Se il testimonial si divora lo spazio

Oggi, però, i tempi sono cambiati e chi volesse mantenere il proprio ruolo da pioniere dovrebbe farlo in relazione a questi tempi non a quelli che furono, al contesto e all'ambiente in cui si trova a operare. Ciò nonostante, la televisione svolge ancora un ruolo primario nei contesti dell'informazione, considerando che gli italiani guardano in media 255 minuti di televisione al giorno e gli ultrasessantaquattrenni arrivano a 7 ore.

Eppure, dai dati di una ricerca del professor Marco Binotto emerge che nel 2015 solo lo 0,96% dell'informazione televisiva è stata dedicata al Terzo settore. Nel 2012 la media era dell'1,61%. In sostanza, il tempo offerto mediamente ogni giorno dai principali tg nazionali alla rete del Terzo settore è di complessivi 23 secondi.
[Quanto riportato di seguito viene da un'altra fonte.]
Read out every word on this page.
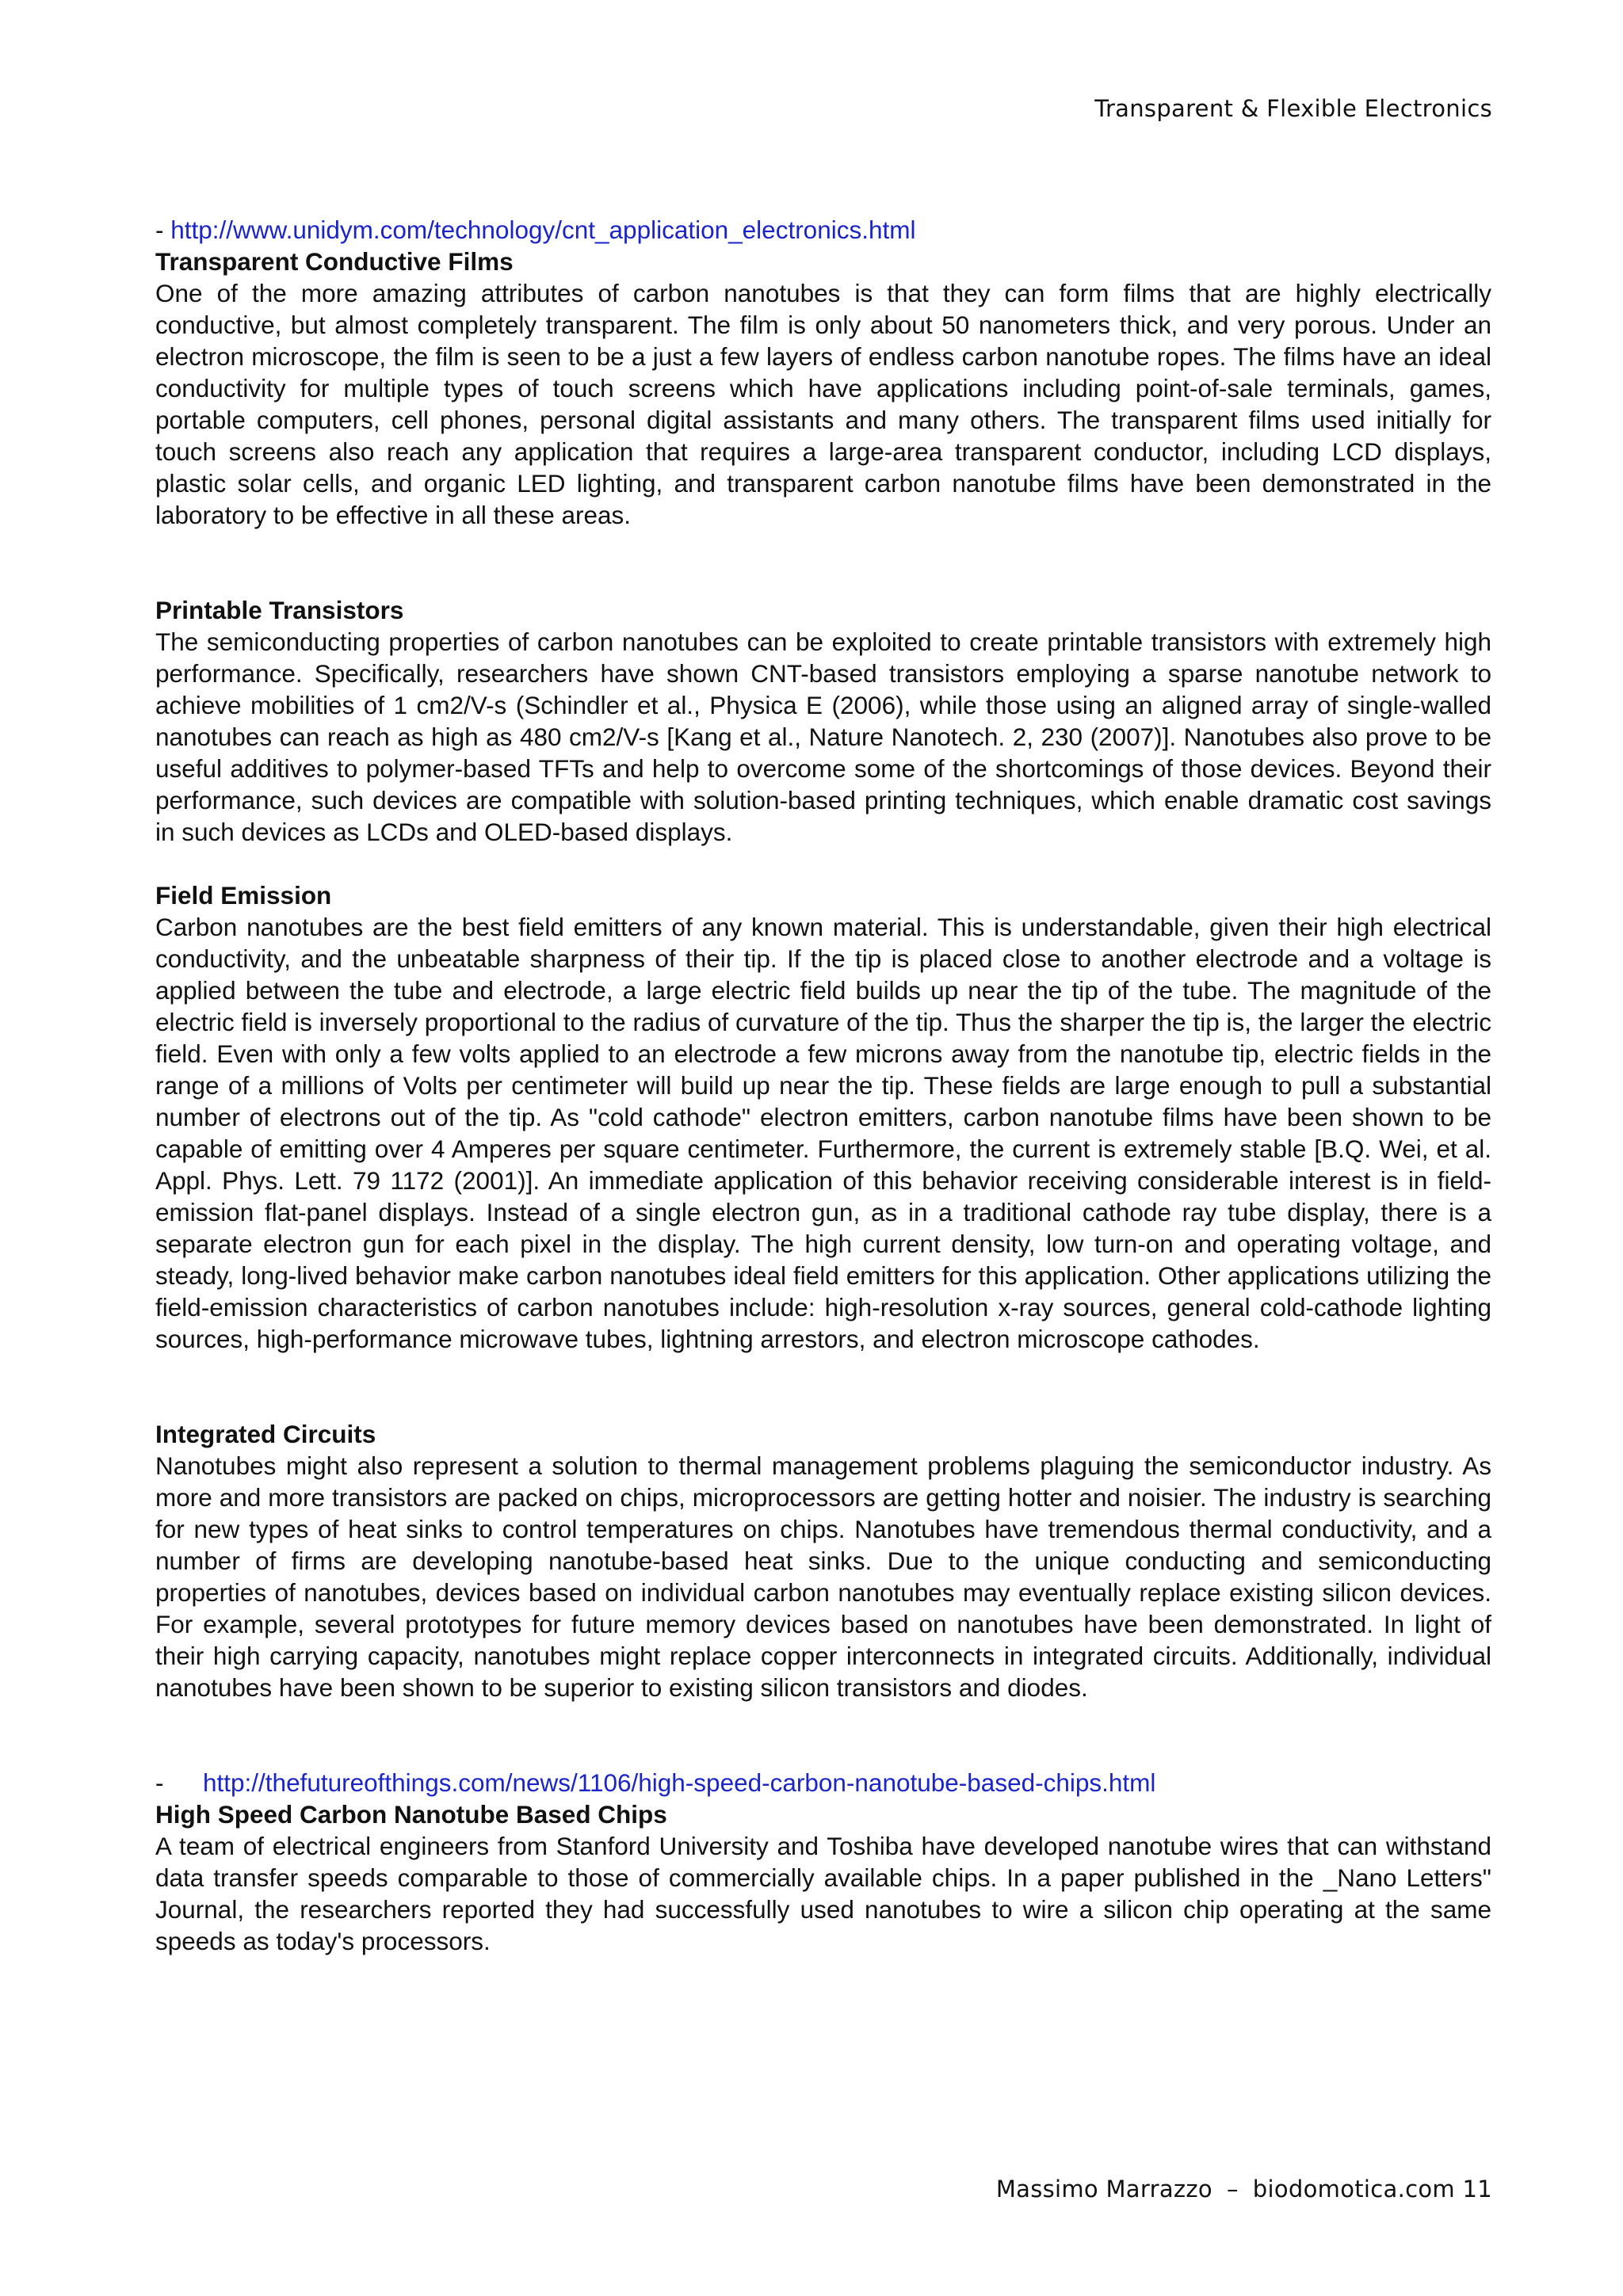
Transparent & Flexible Electronics

- http://www.unidym.com/technology/cnt_application_electronics.html

Transparent Conductive Films

One of the more amazing attributes of carbon nanotubes is that they can form films that are highly electrically conductive, but almost completely transparent. The film is only about 50 nanometers thick, and very porous. Under an electron microscope, the film is seen to be a just a few layers of endless carbon nanotube ropes. The films have an ideal conductivity for multiple types of touch screens which have applications including point-of-sale terminals, games, portable computers, cell phones, personal digital assistants and many others. The transparent films used initially for touch screens also reach any application that requires a large-area transparent conductor, including LCD displays, plastic solar cells, and organic LED lighting, and transparent carbon nanotube films have been demonstrated in the laboratory to be effective in all these areas.

Printable Transistors

The semiconducting properties of carbon nanotubes can be exploited to create printable transistors with extremely high performance. Specifically, researchers have shown CNT-based transistors employing a sparse nanotube network to achieve mobilities of 1 cm2/V-s (Schindler et al., Physica E (2006), while those using an aligned array of single-walled nanotubes can reach as high as 480 cm2/V-s [Kang et al., Nature Nanotech. 2, 230 (2007)]. Nanotubes also prove to be useful additives to polymer-based TFTs and help to overcome some of the shortcomings of those devices. Beyond their performance, such devices are compatible with solution-based printing techniques, which enable dramatic cost savings in such devices as LCDs and OLED-based displays.

Field Emission

Carbon nanotubes are the best field emitters of any known material. This is understandable, given their high electrical conductivity, and the unbeatable sharpness of their tip. If the tip is placed close to another electrode and a voltage is applied between the tube and electrode, a large electric field builds up near the tip of the tube. The magnitude of the electric field is inversely proportional to the radius of curvature of the tip. Thus the sharper the tip is, the larger the electric field. Even with only a few volts applied to an electrode a few microns away from the nanotube tip, electric fields in the range of a millions of Volts per centimeter will build up near the tip. These fields are large enough to pull a substantial number of electrons out of the tip. As "cold cathode" electron emitters, carbon nanotube films have been shown to be capable of emitting over 4 Amperes per square centimeter. Furthermore, the current is extremely stable [B.Q. Wei, et al. Appl. Phys. Lett. 79 1172 (2001)]. An immediate application of this behavior receiving considerable interest is in field-emission flat-panel displays. Instead of a single electron gun, as in a traditional cathode ray tube display, there is a separate electron gun for each pixel in the display. The high current density, low turn-on and operating voltage, and steady, long-lived behavior make carbon nanotubes ideal field emitters for this application. Other applications utilizing the field-emission characteristics of carbon nanotubes include: high-resolution x-ray sources, general cold-cathode lighting sources, high-performance microwave tubes, lightning arrestors, and electron microscope cathodes.

Integrated Circuits

Nanotubes might also represent a solution to thermal management problems plaguing the semiconductor industry. As more and more transistors are packed on chips, microprocessors are getting hotter and noisier. The industry is searching for new types of heat sinks to control temperatures on chips. Nanotubes have tremendous thermal conductivity, and a number of firms are developing nanotube-based heat sinks. Due to the unique conducting and semiconducting properties of nanotubes, devices based on individual carbon nanotubes may eventually replace existing silicon devices. For example, several prototypes for future memory devices based on nanotubes have been demonstrated. In light of their high carrying capacity, nanotubes might replace copper interconnects in integrated circuits. Additionally, individual nanotubes have been shown to be superior to existing silicon transistors and diodes.

- http://thefutureofthings.com/news/1106/high-speed-carbon-nanotube-based-chips.html

High Speed Carbon Nanotube Based Chips

A team of electrical engineers from Stanford University and Toshiba have developed nanotube wires that can withstand data transfer speeds comparable to those of commercially available chips. In a paper published in the _Nano Letters" Journal, the researchers reported they had successfully used nanotubes to wire a silicon chip operating at the same speeds as today's processors.

Massimo Marrazzo – biodomotica.com 11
Un'impressione è che i testimonial attraggano, ma al tempo stesso cannibalizzino il già risicato tempo lasciato al sociale in televisione.

Darwinismo nel sociale?

In un contesto ampiamente competitivo, il testimonial è paradossalmente considerato decisivo nella competizione che – siamo franchi – non è più fra indifferenza e impegno rispetto a una buona causa, ma tra una causa e l'altra. Detto con un po' di banalità, ma fuori dai denti: chi ha il testimonial più famoso appare in tv e chi appare in tv si accaparra il testimonial più famoso. Ma siamo certi sia un bene? Forse per il fundraising lo è, ma sul medio-lungo periodo, proprio perché nel frattempo è mutato lo spazio-tempo dei media, che cosa rimane? Rimane ben poco, perché la figura del testimonial da sussidiaria è diventata sempre più ingombrante e si è divorata la scena.

Sposare una causa o servirsene?

Un'altra distorsione data dall'abuso di testimonial è la percezione diffusa che attribuisce la buona causa a quel testimonial, non all'associazione che si trova in un dato contesto a rappresentare.

Spesso, poi, le esigenze di personal-branding, specie dopo una "caduta" (un calciatore implicato in giri di scommesse, un atleta "beccato" a far uso di sostanze dopanti) spingono i consulenti stampa a investire sulla "ripulitura" dell'immagine pubblica del loro cliente e a contattare direttamente le associazioni, offrendo il personaggio per le loro campagne. In questo processo completamente capovolto, il sociale è solo l'appendice di un personalissimo investimento reputazionale, quando non, sic et simpliciter, terreno di ripulitura dell'immagine, il cosiddetto greenwashing.

Utile forse, ma non necessario il testimonial non porta, a mio avviso, effetti positivi sul lungo termine al Terzo settore. Siamo sicuri che la ricerca di risorse affidate a un volto noto non spinga la "buona causa" e l'associazione nel retroscena? Una comunicazione sociale integrata dovrebbe guardare altrove e porsi obiettivi più ambiziosi. Per contare e innovare di più, il Terzo settore deve scoprire quello che è: protagonista, non comprimario. Imporsi come fonte e come claim-maker: segnare il passo, non farselo imporre.